Sebagai langkah ikhtiari dan ijtihad pribadinya, Kiyai Arifin pun menyampaikan saran, “Jemput anak ibu. Minta surat keterangan dari dokter. Ibu berhak atas anak ibu.” Setelah kelar mengurusi semuanya, Kiyai Arifin menyampaikan perintah, “Ajak anak ibu ke sini. Biarkan dia (beraktivitas) di az-Zikra.”

“Hari pertama di az-Zikra,” demikian tutur Kiyai Arifin dalam kajian Sabtu, 5 Desember 2015 di bilangan BSD Tangerang Selatan, “anak itu mengamuk.” Metode penuturan yang mengundang penasaran namun diakhiri dengan frasa ‘anak itu mengamuk’ pun disambut dengan tawa hadirin.

Dibiarkan berada di Masjid az-Zikra Sentul Bogor Jawa Barat, anak yang hilang kesadaran lantaran saking cerdasnya ini berkeliling di banyak tempat. Termasuk diarahkan untuk mengikuti kajian di masjid itu. Pasalnya, di masjid yang saban bulannya dipadati puluhan ribu jamaah dzikir ini, ada kajian rutin bakda Subuh setiap hari, langsung dipimpin oleh Kiyai kharismatik kelahiran Banjarmasin ini.

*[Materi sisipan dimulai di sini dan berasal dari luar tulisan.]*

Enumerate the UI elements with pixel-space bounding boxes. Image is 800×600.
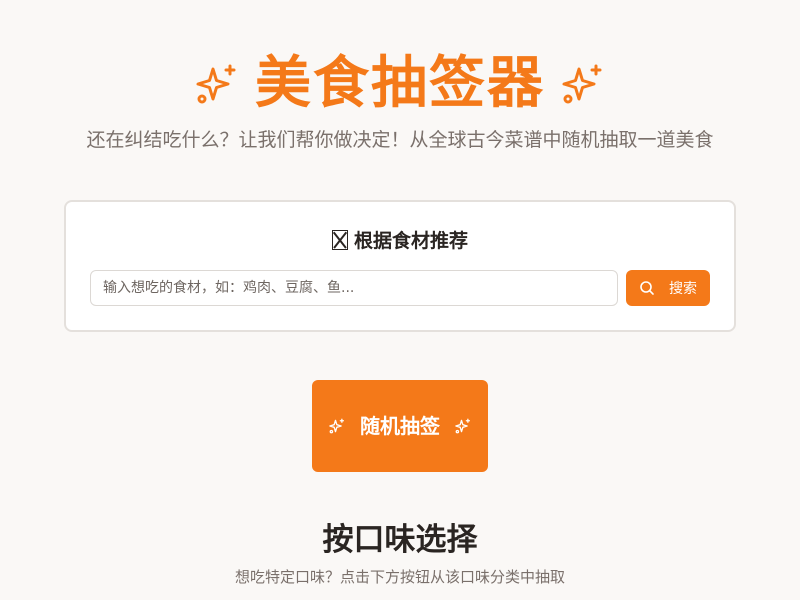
ingredient-search-heading: 根据食材推荐 [66,228,734,254]
search-button[interactable]: 搜索 [626,270,710,306]
ingredient-search-input[interactable] [90,270,618,306]
flavor-section-subtitle: 想吃特定口味？点击下方按钮从该口味分类中抽取 [234,568,565,586]
sparkles-icon [559,60,607,108]
sparkles-icon [193,60,241,108]
random-draw-button[interactable]: 随机抽签 [312,380,488,472]
missing-glyph-icon [331,230,348,250]
sparkles-icon [328,417,346,435]
page-subtitle: 还在纠结吃什么？让我们帮你做决定！从全球古今菜谱中随机抽取一道美食 [86,129,714,151]
search-icon [639,280,655,296]
ingredient-search-card: 根据食材推荐 搜索 [64,200,736,332]
page-header: 美食抽签器 还在纠结吃什么？让我们帮你做决定！从全球古今菜谱中随机抽取一道美食 [0,48,800,154]
sparkles-icon [454,417,472,435]
title-row: 美食抽签器 [0,48,800,120]
flavor-section-title: 按口味选择 [322,522,478,558]
search-button-label: 搜索 [669,281,697,297]
page-title: 美食抽签器 [255,51,545,116]
ingredient-search-title: 根据食材推荐 [353,230,468,252]
random-draw-label: 随机抽签 [360,414,440,438]
flavor-section: 按口味选择 想吃特定口味？点击下方按钮从该口味分类中抽取 [0,518,800,588]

Selain dibiarkan mengikuti kajian, anak ini juga diberi terapi bacaan ayat suci al-Qur’an, kalimat-kalimat dzikir, dan juga diskusi. “Alhamdulillah,” pungkas Kiyai Arifin mengisahkan, “anak ini diberi kesembuhan oleh Allah Ta’ala setelah dua hari berada di az-Zikra.”

Lucunya, setelah sadar, ketika diberitahu bahwa anak ini mengamuk, sosok yang telah sadarkan diri ini mengelak, “Emang saya ngamuk, Ustadz? Dih, saya kan waras.”

Hadirin pun tertawa sembari merapal nama Allah Ta’ala dalam takjub. Sungguh, tiada yang mustahil bagi-Nya. Dia menurunkan obat atas segala penyakit, kecuali tua dan kematian.